Georgia Tech ISYE 6501: Intro to Analytics Modeling – Course Review
Data analytics is a fascinating field. It’s our way of augmenting human intelligence and gaining insights from large amounts of data available in this digital age. It is commonly said that data is the new oil, but data needs to be refined before it can be used. That is what the field of analytics is about i.e., how to refine the data and gain actionable insights from it.
Most STEM professionals have a general understanding of what analytical models and applications are capable of. But I wanted to gain a more comprehensive understanding of the tool-set and the considerations that go into developing and utilizing analytics models.
After some research, I decided to go for ISYE 6501 Intro to Analytics course which is part of the Georgia Tech Master of Science in Analytics program. I recently finished the course, and it has been a very rewarding experience.

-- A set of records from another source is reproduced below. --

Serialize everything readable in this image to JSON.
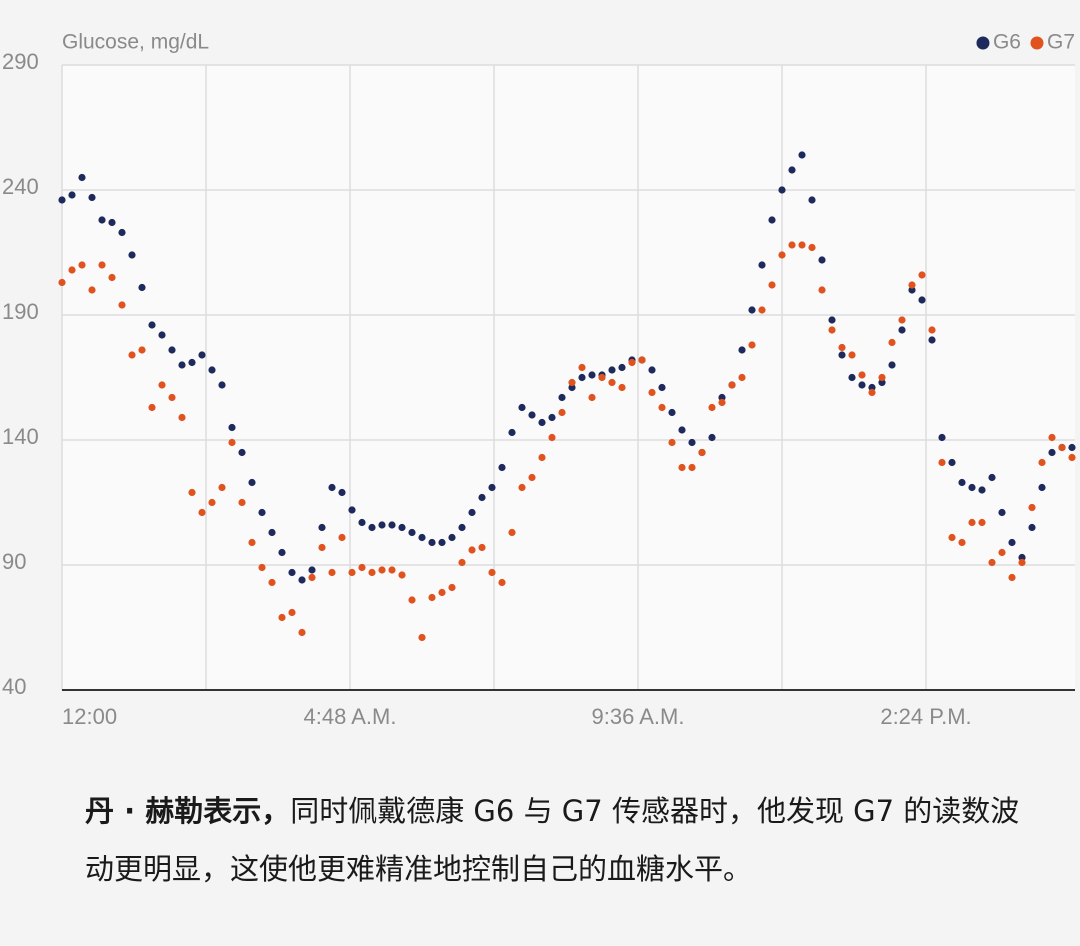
{
  "chart_data": {
    "type": "scatter",
    "y_label": "Glucose, mg/dL",
    "ylim": [
      40,
      290
    ],
    "yticks": [
      40,
      90,
      140,
      190,
      240,
      290
    ],
    "xlim": [
      0,
      1013
    ],
    "xticks": [
      {
        "value": 0,
        "label": "12:00"
      },
      {
        "value": 144,
        "label": null
      },
      {
        "value": 288,
        "label": "4:48 A.M."
      },
      {
        "value": 432,
        "label": null
      },
      {
        "value": 576,
        "label": "9:36 A.M."
      },
      {
        "value": 720,
        "label": null
      },
      {
        "value": 864,
        "label": "2:24 P.M."
      }
    ],
    "grid": true,
    "legend": "top-right",
    "x": [
      0,
      10,
      20,
      30,
      40,
      50,
      60,
      70,
      80,
      90,
      100,
      110,
      120,
      130,
      140,
      150,
      160,
      170,
      180,
      190,
      200,
      210,
      220,
      230,
      240,
      250,
      260,
      270,
      280,
      290,
      300,
      310,
      320,
      330,
      340,
      350,
      360,
      370,
      380,
      390,
      400,
      410,
      420,
      430,
      440,
      450,
      460,
      470,
      480,
      490,
      500,
      510,
      520,
      530,
      540,
      550,
      560,
      570,
      580,
      590,
      600,
      610,
      620,
      630,
      640,
      650,
      660,
      670,
      680,
      690,
      700,
      710,
      720,
      730,
      740,
      750,
      760,
      770,
      780,
      790,
      800,
      810,
      820,
      830,
      840,
      850,
      860,
      870,
      880,
      890,
      900,
      910,
      920,
      930,
      940,
      950,
      960,
      970,
      980,
      990,
      1000,
      1010
    ],
    "series": [
      {
        "name": "G6",
        "color": "#1f2a5c",
        "values": [
          236,
          238,
          245,
          237,
          228,
          227,
          223,
          214,
          201,
          186,
          182,
          176,
          170,
          171,
          174,
          168,
          162,
          145,
          135,
          123,
          111,
          103,
          95,
          87,
          84,
          88,
          105,
          121,
          119,
          112,
          107,
          105,
          106,
          106,
          105,
          103,
          101,
          99,
          99,
          101,
          105,
          111,
          117,
          121,
          129,
          143,
          153,
          150,
          147,
          149,
          157,
          161,
          165,
          166,
          166,
          168,
          169,
          172,
          172,
          168,
          161,
          151,
          144,
          139,
          135,
          141,
          157,
          162,
          176,
          192,
          210,
          228,
          240,
          248,
          254,
          236,
          212,
          188,
          174,
          165,
          162,
          161,
          163,
          170,
          184,
          200,
          196,
          180,
          141,
          131,
          123,
          121,
          120,
          125,
          111,
          99,
          93,
          105,
          121,
          135,
          137,
          137
        ]
      },
      {
        "name": "G7",
        "color": "#e0531f",
        "values": [
          203,
          208,
          210,
          200,
          210,
          205,
          194,
          174,
          176,
          153,
          162,
          157,
          149,
          119,
          111,
          115,
          121,
          139,
          115,
          99,
          89,
          83,
          69,
          71,
          63,
          85,
          97,
          87,
          101,
          87,
          89,
          87,
          88,
          88,
          86,
          76,
          61,
          77,
          79,
          81,
          91,
          96,
          97,
          87,
          83,
          103,
          121,
          125,
          133,
          141,
          151,
          163,
          169,
          157,
          165,
          163,
          161,
          171,
          172,
          159,
          153,
          139,
          129,
          129,
          135,
          153,
          155,
          162,
          165,
          178,
          192,
          202,
          214,
          218,
          218,
          217,
          200,
          184,
          177,
          174,
          166,
          159,
          165,
          179,
          188,
          202,
          206,
          184,
          131,
          101,
          99,
          107,
          107,
          91,
          95,
          85,
          91,
          113,
          131,
          141,
          137,
          133
        ]
      }
    ]
  },
  "caption": {
    "lead": "丹 · 赫勒表示，",
    "text": "同时佩戴德康 G6 与 G7 传感器时，他发现 G7 的读数波动更明显，这使他更难精准地控制自己的血糖水平。"
  }
}
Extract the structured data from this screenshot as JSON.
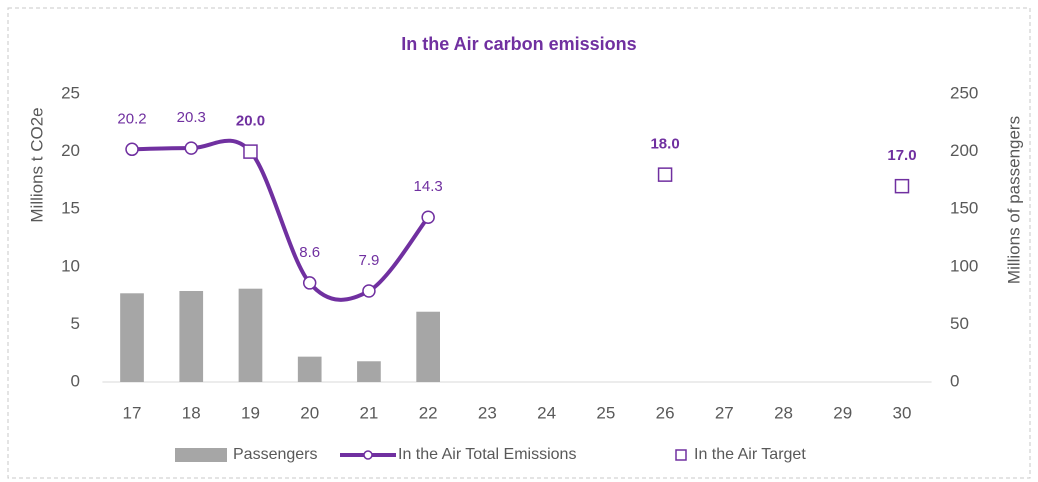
{
  "chart_data": {
    "type": "bar-line",
    "title": "In the Air carbon emissions",
    "y_label": "Millions t CO2e",
    "y2_label": "Millions of passengers",
    "categories": [
      "17",
      "18",
      "19",
      "20",
      "21",
      "22",
      "23",
      "24",
      "25",
      "26",
      "27",
      "28",
      "29",
      "30"
    ],
    "series": [
      {
        "name": "Passengers",
        "type": "bar",
        "axis": "y2",
        "color": "#a6a6a6",
        "values": [
          77,
          79,
          81,
          22,
          18,
          61,
          null,
          null,
          null,
          null,
          null,
          null,
          null,
          null
        ]
      },
      {
        "name": "In the Air Total Emissions",
        "type": "line",
        "color": "#7030a0",
        "values": [
          20.2,
          20.3,
          20.0,
          8.6,
          7.9,
          14.3,
          null,
          null,
          null,
          null,
          null,
          null,
          null,
          null
        ],
        "value_labels": [
          "20.2",
          "20.3",
          null,
          "8.6",
          "7.9",
          "14.3",
          null,
          null,
          null,
          null,
          null,
          null,
          null,
          null
        ]
      },
      {
        "name": "In the Air Target",
        "type": "marker",
        "color": "#7030a0",
        "values": [
          null,
          null,
          20.0,
          null,
          null,
          null,
          null,
          null,
          null,
          18.0,
          null,
          null,
          null,
          17.0
        ],
        "value_labels": [
          null,
          null,
          "20.0",
          null,
          null,
          null,
          null,
          null,
          null,
          "18.0",
          null,
          null,
          null,
          "17.0"
        ]
      }
    ],
    "ylim": [
      0,
      25
    ],
    "yticks": [
      0,
      5,
      10,
      15,
      20,
      25
    ],
    "y2lim": [
      0,
      250
    ],
    "y2ticks": [
      0,
      50,
      100,
      150,
      200,
      250
    ],
    "grid": false,
    "legend": "bottom"
  }
}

The course sets out the following two learning goals:
- Given a business (or other) question, select an appropriate analytics model to answer it, specify the data you will need to solve it, and understand what the model’s solution will and will not provide as an answer
- Given someone else’s use of analytics to address a specific business (or other) question, evaluate whether they have used an appropriate model (and appropriate data) and whether their conclusion is reasonable
A comprehensive overview of the course and a link to the syllabus can be found on the course overview page. Some of the topics that I found especially interesting were:
- Support Vector Machines and K-Nearest Neighbor classification
- Clustering and K-Means algorithm
- Data preparation including data imputation and dealing with heteroscedasticity
- Model validation and cross-validation
- Triple Exponential Smoothing model for time series data forecasting
- Principal Component Analysis
- Variable selection for regression models (LASSO, Elastic Net, Ridge regression)
- CART and Random Forests
- Confusion Matrices
- Design of Experiments
- Using various probability distributions (e.g., Poisson and Weibull distributions)
- Markov Chains
- Optimization and simulation
- Neural Networks and Deep Learning
- Competitive models and basics of Game Theory
The course does require a reasonable amount of consistency and effort. The homework assignments are in R. Most of my experience has been with C# and Python so it did take a little while to get used to R’s syntax and way of doing things. Keep in mind that if you are planning to take this course with a demanding job, you are committing your Saturdays for ~3-4 months. The threshold to pass the edX.org version is fairly easy to do (~60%). But if eventually you’d like to apply it towards degree credit, then you should aim for ~90%. Which means doing all the homework assignments and giving the exams with a good bit of preparation. That is the path that I went for.
Overall, quite impressed by the quality of the course. I highly recommend it.